First Order QED Corrections to Hawking Radiation from Asteroid Mass Primoridal Black Holes

Asteroid mass primordial black holes (mass 10¹⁶ - 10²¹ grams) are viable candidates to describe the total dark matter content of the universe. Becase primordial black holes (PBHs) in this mass range have a Hawking temperature is greater than 100 keV, charged particle pairs can easily be created for nontrivial hawking radiation signatures as a dark matter signature. Since these processes are on the Quantum Electrodymanic (QED) energy scales, it is necessary to rigorously investigate the Hawking radiation spectra not just at zeroth order, but also at first order where electrons and positrons could also interact with emitted photons.
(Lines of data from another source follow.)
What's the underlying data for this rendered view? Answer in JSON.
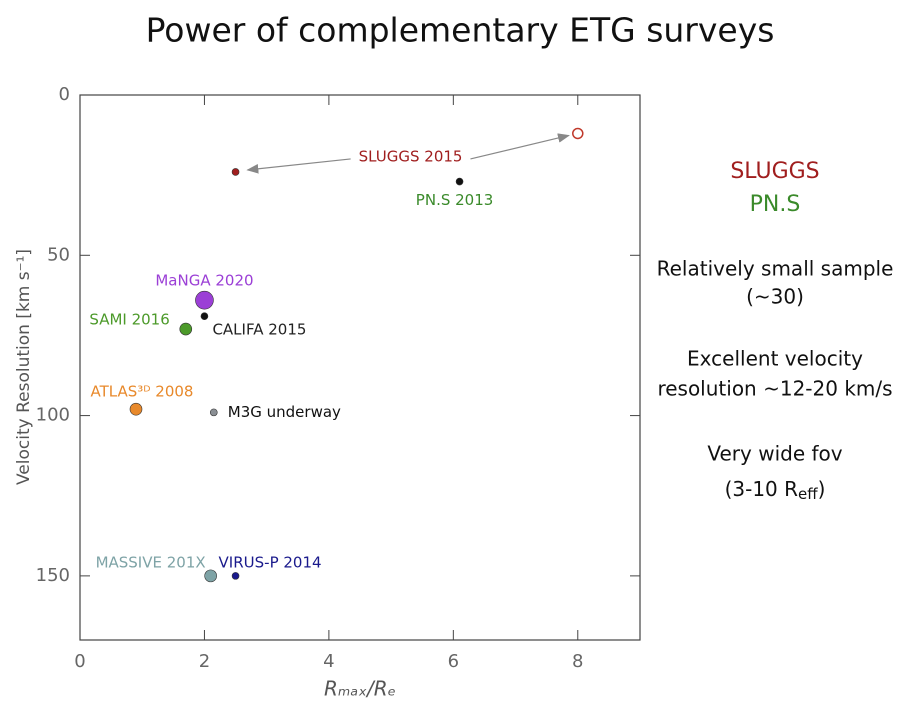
{
  "chart_data": {
    "type": "scatter",
    "title": "Power of complementary ETG surveys",
    "x_label": "Rₘₐₓ/Rₑ",
    "y_label": "Velocity Resolution [km s⁻¹]",
    "xlim": [
      0,
      9
    ],
    "ylim": [
      0,
      170
    ],
    "y_inverted": true,
    "xticks": [
      0,
      2,
      4,
      6,
      8
    ],
    "yticks": [
      0,
      50,
      100,
      150
    ],
    "series": [
      {
        "name": "SLUGGS 2015",
        "color": "#a01e1e",
        "marker": "small",
        "x": [
          2.5
        ],
        "y": [
          24
        ]
      },
      {
        "name": "SLUGGS 2015",
        "color": "#c0392b",
        "marker": "open",
        "x": [
          8
        ],
        "y": [
          12
        ]
      },
      {
        "name": "PN.S 2013",
        "color": "#111111",
        "marker": "small",
        "x": [
          6.1
        ],
        "y": [
          27
        ]
      },
      {
        "name": "MaNGA 2020",
        "color": "#9b3fd6",
        "marker": "large",
        "x": [
          2.0
        ],
        "y": [
          64
        ]
      },
      {
        "name": "CALIFA 2015",
        "color": "#111111",
        "marker": "small",
        "x": [
          2.0
        ],
        "y": [
          69
        ]
      },
      {
        "name": "SAMI 2016",
        "color": "#4c9a2a",
        "marker": "medium",
        "x": [
          1.7
        ],
        "y": [
          73
        ]
      },
      {
        "name": "ATLAS³ᴰ 2008",
        "color": "#e8892b",
        "marker": "medium",
        "x": [
          0.9
        ],
        "y": [
          98
        ]
      },
      {
        "name": "M3G underway",
        "color": "#8a8f94",
        "marker": "small",
        "x": [
          2.15
        ],
        "y": [
          99
        ]
      },
      {
        "name": "MASSIVE 201X",
        "color": "#7ea3a6",
        "marker": "medium",
        "x": [
          2.1
        ],
        "y": [
          150
        ]
      },
      {
        "name": "VIRUS-P 2014",
        "color": "#1a1a8c",
        "marker": "small",
        "x": [
          2.5
        ],
        "y": [
          150
        ]
      }
    ],
    "label_colors": [
      "#a01e1e",
      null,
      "#3a8a2a",
      "#9b3fd6",
      "#222222",
      "#4c9a2a",
      "#e8892b",
      "#111111",
      "#7ea3a6",
      "#1a1a8c"
    ],
    "notes": {
      "sluggs": "SLUGGS",
      "pns": "PN.S",
      "sample": [
        "Relatively small sample",
        "(~30)"
      ],
      "resolution": [
        "Excellent velocity",
        "resolution ~12-20 km/s"
      ],
      "fov": [
        "Very wide fov",
        [
          "(3-10 R",
          "eff",
          ")"
        ]
      ]
    }
  }
}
Previously, our group has created an analytic expression for the first order Hawking radiation spectra from dissipative effects for a Schwarzschild PBH. This talk will discuss the numerical implementation of that result for a range of PBH masses. Our calculation confirms the expectation that at low energies, the inner bremsstrahlung radiation is the dominant contribution to the Hawking radiation spectrum. We compare the low-energy tail in our curved spacetime QED calculation to several approximation schemes in the literature, and find deviations that could have important implications for constraints from Hawking radiation on primordial black holes as dark matter. This work is critical in understanding upcoming keV-MeV surveys that will be able to directly search for asteroid mass PBHs, and is part of the first steps towards a complete treatment of QED interactions on black hole spacetimes.